At Puppet we create some of the most loved automation software for enterprises of all size. We need you to be part of the team. We are searching for experienced software engineers to develop and maintain test frameworks, infrastructure automation. We develop against in-house platforms and the cloud, and instrument our production software for debugging, quality and performance assurance. This is an opportunity to love your job, your colleagues and your life due to our excellent benefits, flexible working environment and career building initiatives. Come work with us!

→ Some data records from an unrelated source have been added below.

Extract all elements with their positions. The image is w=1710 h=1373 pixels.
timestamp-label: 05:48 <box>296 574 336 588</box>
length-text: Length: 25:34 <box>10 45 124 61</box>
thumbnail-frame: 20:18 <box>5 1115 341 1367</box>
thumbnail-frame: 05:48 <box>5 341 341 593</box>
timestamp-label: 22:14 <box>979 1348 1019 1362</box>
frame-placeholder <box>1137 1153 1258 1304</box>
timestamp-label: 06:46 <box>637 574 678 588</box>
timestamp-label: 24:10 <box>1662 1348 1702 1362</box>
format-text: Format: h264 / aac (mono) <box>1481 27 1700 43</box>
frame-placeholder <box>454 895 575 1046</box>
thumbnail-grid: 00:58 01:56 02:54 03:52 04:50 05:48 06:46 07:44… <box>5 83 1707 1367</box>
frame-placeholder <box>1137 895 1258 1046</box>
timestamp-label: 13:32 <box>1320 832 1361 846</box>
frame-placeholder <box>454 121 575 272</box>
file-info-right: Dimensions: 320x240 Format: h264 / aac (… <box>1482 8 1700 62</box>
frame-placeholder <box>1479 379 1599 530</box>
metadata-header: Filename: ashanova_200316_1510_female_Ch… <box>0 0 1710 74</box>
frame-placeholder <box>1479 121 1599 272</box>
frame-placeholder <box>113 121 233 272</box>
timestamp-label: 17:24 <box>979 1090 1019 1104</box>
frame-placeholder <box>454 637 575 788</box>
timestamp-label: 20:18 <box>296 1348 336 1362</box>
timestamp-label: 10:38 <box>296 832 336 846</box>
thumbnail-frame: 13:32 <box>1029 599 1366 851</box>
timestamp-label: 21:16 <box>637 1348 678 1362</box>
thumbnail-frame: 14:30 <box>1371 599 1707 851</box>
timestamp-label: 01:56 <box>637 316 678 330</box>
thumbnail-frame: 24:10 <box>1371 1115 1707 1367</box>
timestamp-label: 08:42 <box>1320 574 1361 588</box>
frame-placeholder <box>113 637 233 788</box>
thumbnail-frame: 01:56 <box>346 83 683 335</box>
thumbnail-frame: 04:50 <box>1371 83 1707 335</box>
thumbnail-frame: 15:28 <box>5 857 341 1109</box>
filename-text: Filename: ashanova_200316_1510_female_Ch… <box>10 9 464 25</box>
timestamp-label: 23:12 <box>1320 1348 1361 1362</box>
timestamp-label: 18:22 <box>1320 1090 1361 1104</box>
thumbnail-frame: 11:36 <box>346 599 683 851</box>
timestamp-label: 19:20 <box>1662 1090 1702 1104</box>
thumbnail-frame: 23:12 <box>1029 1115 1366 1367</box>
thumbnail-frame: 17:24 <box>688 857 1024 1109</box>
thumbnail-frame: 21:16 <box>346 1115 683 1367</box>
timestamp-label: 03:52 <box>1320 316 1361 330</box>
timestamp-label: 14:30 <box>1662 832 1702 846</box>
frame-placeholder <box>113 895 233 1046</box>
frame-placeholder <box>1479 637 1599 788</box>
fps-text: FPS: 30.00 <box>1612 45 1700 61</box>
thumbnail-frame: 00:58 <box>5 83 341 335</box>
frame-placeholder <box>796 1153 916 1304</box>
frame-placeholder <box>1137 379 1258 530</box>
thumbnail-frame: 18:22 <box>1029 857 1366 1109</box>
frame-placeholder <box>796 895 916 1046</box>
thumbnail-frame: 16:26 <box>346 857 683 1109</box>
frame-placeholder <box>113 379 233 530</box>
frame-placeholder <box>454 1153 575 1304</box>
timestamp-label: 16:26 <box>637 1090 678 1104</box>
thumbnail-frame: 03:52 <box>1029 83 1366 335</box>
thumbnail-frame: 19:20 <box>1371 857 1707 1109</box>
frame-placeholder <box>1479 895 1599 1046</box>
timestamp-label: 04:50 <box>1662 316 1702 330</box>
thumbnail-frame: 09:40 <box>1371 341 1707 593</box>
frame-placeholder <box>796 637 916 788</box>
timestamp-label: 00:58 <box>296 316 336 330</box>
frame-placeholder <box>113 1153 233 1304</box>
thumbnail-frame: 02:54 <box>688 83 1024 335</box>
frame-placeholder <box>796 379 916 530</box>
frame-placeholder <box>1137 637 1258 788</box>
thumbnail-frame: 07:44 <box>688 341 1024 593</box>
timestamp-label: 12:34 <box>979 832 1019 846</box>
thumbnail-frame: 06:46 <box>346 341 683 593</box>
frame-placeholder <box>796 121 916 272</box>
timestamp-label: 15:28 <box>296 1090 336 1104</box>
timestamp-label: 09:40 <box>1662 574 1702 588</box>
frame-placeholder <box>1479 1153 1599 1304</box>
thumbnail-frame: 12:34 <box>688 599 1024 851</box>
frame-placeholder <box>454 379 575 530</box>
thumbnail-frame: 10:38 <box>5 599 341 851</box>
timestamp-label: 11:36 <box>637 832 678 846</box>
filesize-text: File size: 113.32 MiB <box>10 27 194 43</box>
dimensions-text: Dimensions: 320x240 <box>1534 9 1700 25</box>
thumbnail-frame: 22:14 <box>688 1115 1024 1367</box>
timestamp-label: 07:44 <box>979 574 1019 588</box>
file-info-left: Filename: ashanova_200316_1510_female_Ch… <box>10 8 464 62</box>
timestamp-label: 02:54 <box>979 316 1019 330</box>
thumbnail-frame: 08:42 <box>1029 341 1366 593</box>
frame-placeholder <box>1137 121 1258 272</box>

Develop, implement and improve testing automation frameworks in a fast-paced team setting. Measure and assure that the performance of our products is awesome. Clearly and regularly communicate with the team and others on requirements, bugs and performance issues. Regularly improve existing software, processes and yourself.

Qualifications and skills

The engineers we are looking for have a broad combination of skills and experience. When in doubt, apply!

Eager, fast to learn, interest to teach others

Enjoy playing with and investigating software quirks, features, or performance

Understand modern cloud infrastructure offerings as well as installed server and command line tools

Like the challenges of a multi-platform environment including linux, windows and network switches

Can readily (re-)prioritize work, including what to test first, in an agile environment

Have built or worked with existing software using object-oriented, or functional programming paradigms

Able to identify the strengths and weakness of proposed solutions, and pragmatically talk through tradeoffs with your peers.

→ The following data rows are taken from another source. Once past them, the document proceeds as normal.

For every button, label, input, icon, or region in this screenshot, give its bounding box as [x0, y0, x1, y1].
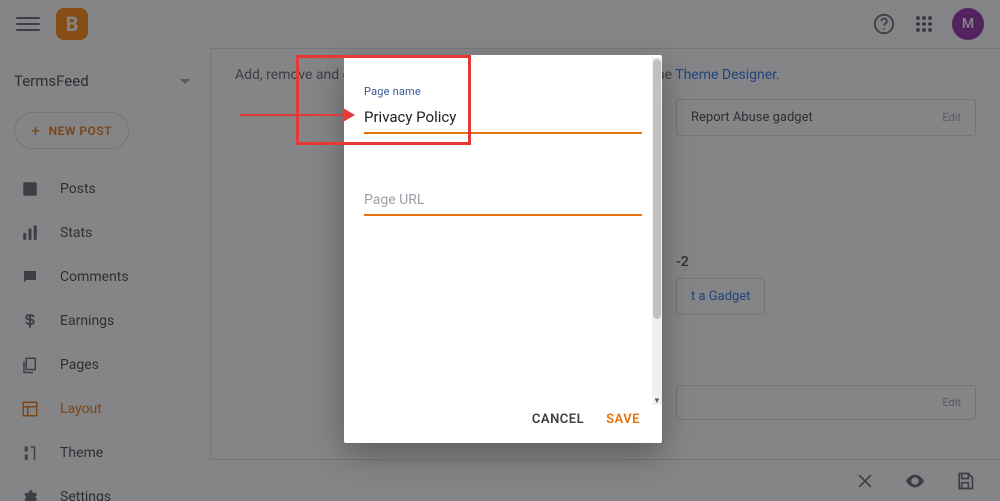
- page-name-field-label: Page name: [364, 85, 642, 98]
- scrollbar-down-arrow[interactable]: ▼: [652, 395, 662, 405]
- save-button[interactable]: SAVE: [606, 412, 640, 427]
- page-url-field-label[interactable]: Page URL: [364, 192, 642, 216]
- cancel-button[interactable]: CANCEL: [532, 412, 584, 427]
- scrollbar-thumb[interactable]: [653, 59, 661, 319]
- page-name-dialog: Page name Page URL CANCEL SAVE ▼: [344, 55, 662, 443]
- dialog-scrollbar[interactable]: ▼: [652, 57, 662, 405]
- page-name-input[interactable]: [364, 104, 642, 134]
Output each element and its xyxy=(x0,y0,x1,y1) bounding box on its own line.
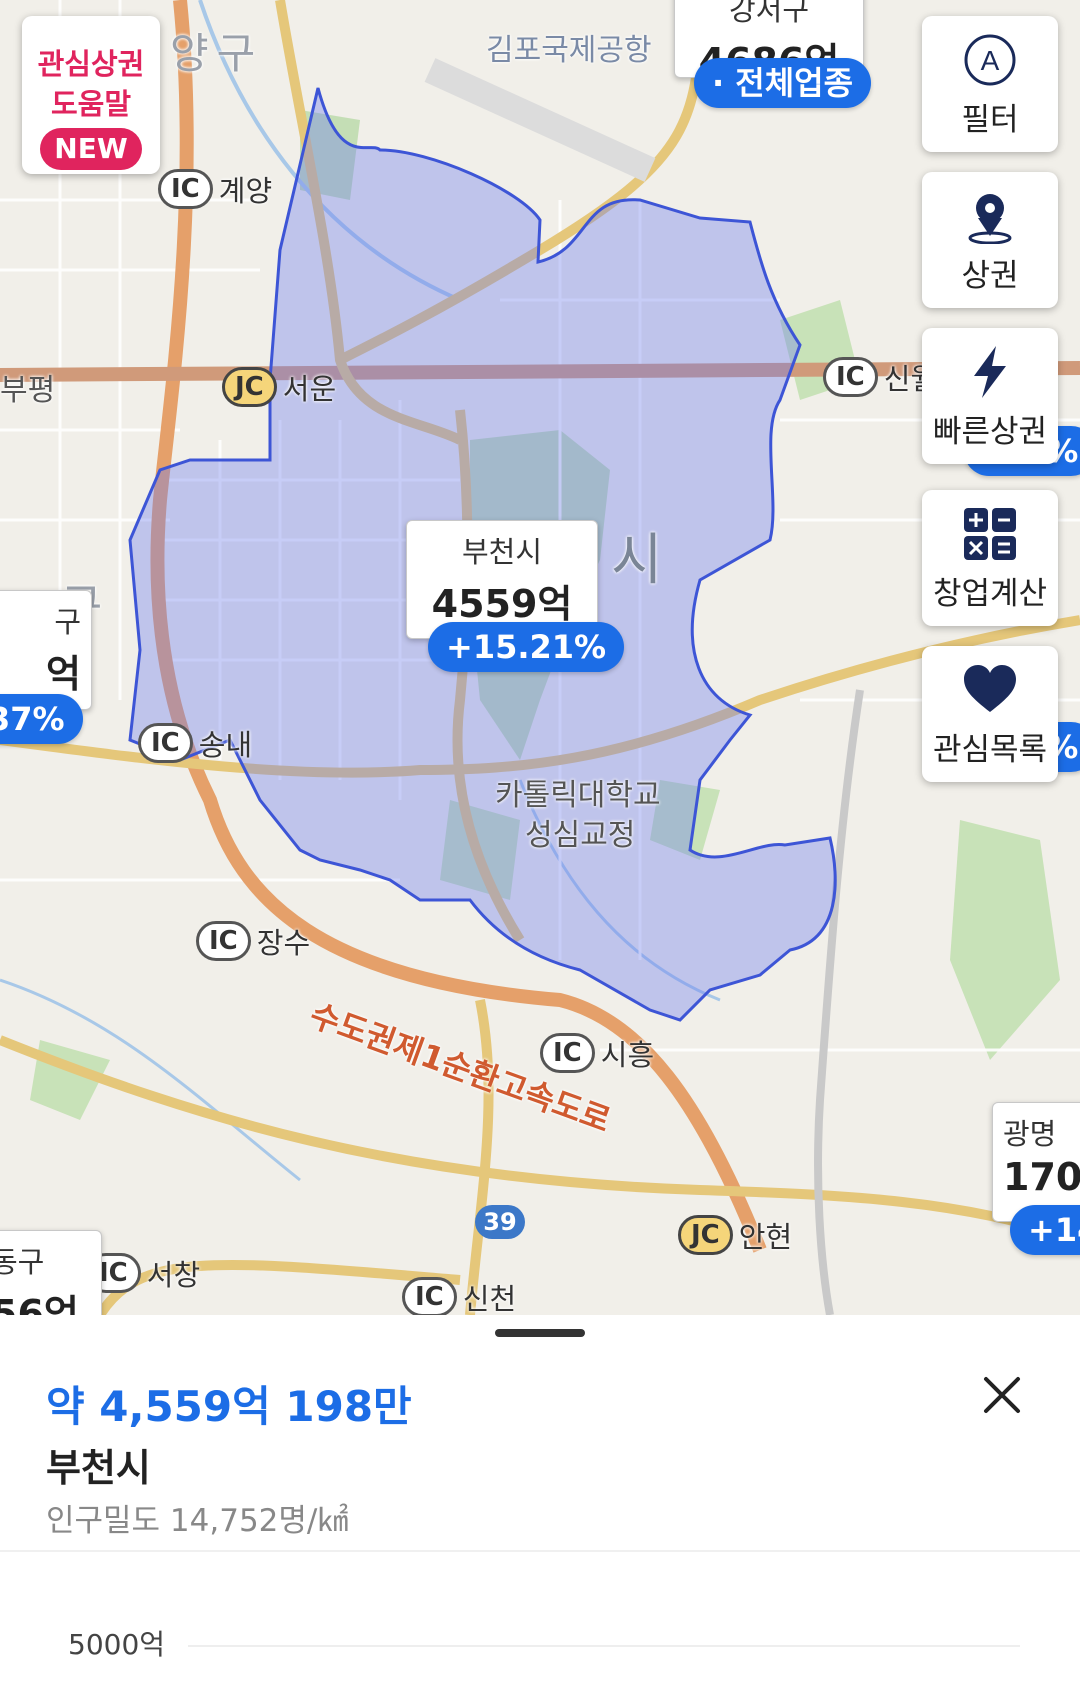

Excellent communication skills via in-person or virtual interaction, as you may be working with people sitting next to you, across the country, or across the world.

Love helping teammates and is someone who sees and encourages the best in those around you


Experience with popular distributed version control systems (like Git or Mercurial).

No stranger to Docker or other containerization tools

Experienced with Continuous Integration systems, such as Jenkins, Travis, etc

Experienced with Gatling, JMeter

Versed in configuration management or even have Puppet Certification

Who you might want

less perf, more dev? i dunno, ask your team. seriously.

Do your devs test? Do they do all the testing? Who is responsible for QA good practice? Do they test their own changes? All of this and more in a future post on the QA mindset. This has also been covered elsewhere.

Interview plan

This worked for us, yours can and should be different based upon your constraints and hiring successes.


  • resume screen by hiring manager
  • phone screen by recruiter; H1B1 and salary requirements
  • tech challenge evaluation by two interview team members; TL;DR: questions about configuration management, systems administration, debugging, a simple programming exercise
  • phone screen/interview with two interview team members
  • ~4 hour in-house interview, 3 groups of 2; sprinkle around evenly: Dev, QA, Perf, Cross-Group Collaboration, Integrity & Trustworthiness, Initiative, Drive For Results, Diversity & Inclusion, Technical Passion and Drive

To Remote or not to remote


This is about as in-control remote people feel ^^

Some are inclined to say whether or not to remote depends on the team also, but does it? In our experience, the only way to do this right is if all team members have the same level of access, communication, geo and time-diversity restrictions. i.e.: they are all remote or each in a different office.

We struggled with this one for a recent job opening. We got a lot of applicants which would have been remote. I think out team would prefer a local team member at this point. This certainly restricts the talent pool. Does this make us the big fish in a small pond? is this good? (seriously, let me know what you think in the comments).